I can sympathize, large corporations are usually terribly inefficient and inflexible to new requests like this, the technical excuses are probably legitimate on some level. However, the difference is that if my employer pulled this stunt, there would be fines and maybe even jail time.
Probably completely legitimate. After all, these are the people who can archive and search all metadata from everywhere, except their own, which is more complex by several orders of magnitude and reasons.
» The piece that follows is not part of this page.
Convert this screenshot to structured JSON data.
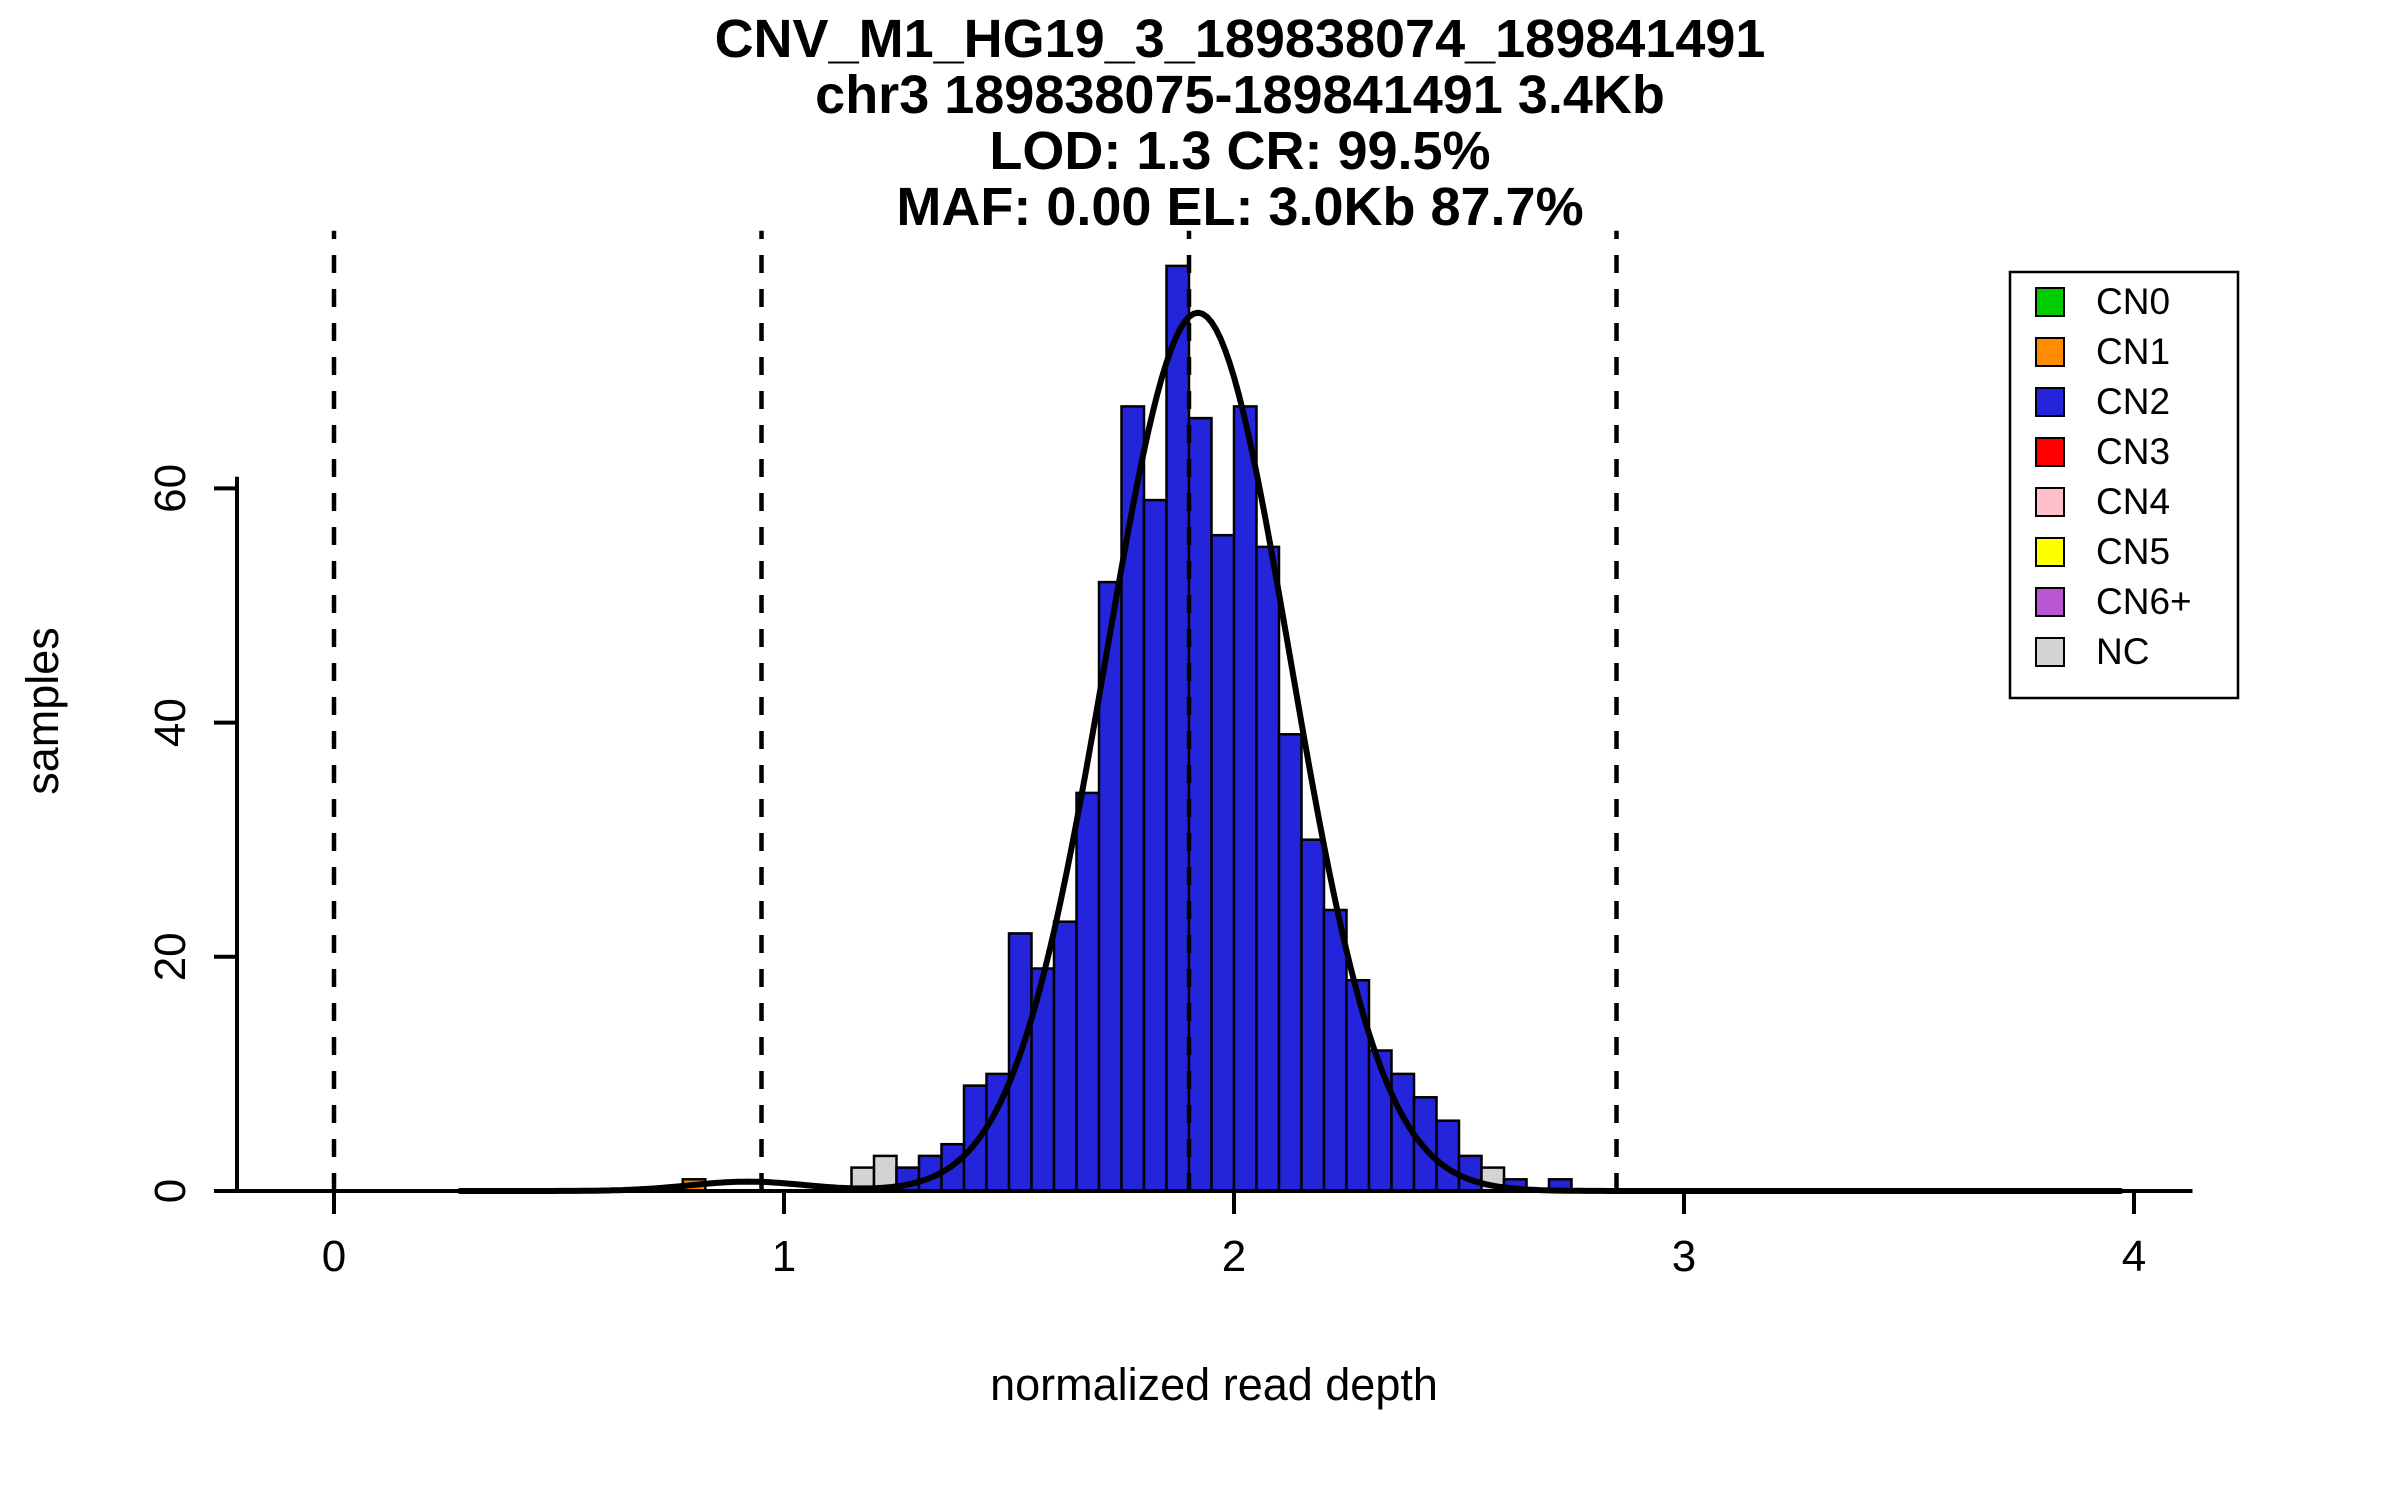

Yup. Feels like the judge ought to hit their director with a night in jail for contempt of court just for suggesting it. The NSA apparently has random contract-employee sysadmins who have enough scope of control to access gazillions of documents without being audited, much less required to meet two-man control rules, so any one of them should be able to preserve the metadata about the NSA’s violations of the law.
Too big to Nail.
A like just for it being the Gong Show, but did I miss PeeWee? [I think I found Paul Reubens, but Pee Wee was not to be seen]
Depends. Is your employer a bank?
At what point do we admit that this is obstruction of justice?
And the NSA doesn’t care about following the law at all.
the idea that the NSA doesn’t know how to make backup copies of the data they’ve already copied from elsewhere simply doesn’t pass the laugh test. you can’t reasonably suggest it with a straight face unless you’re a pathological liar or a complete moron. so the question is, which one of those best describes NSA’s representative in court?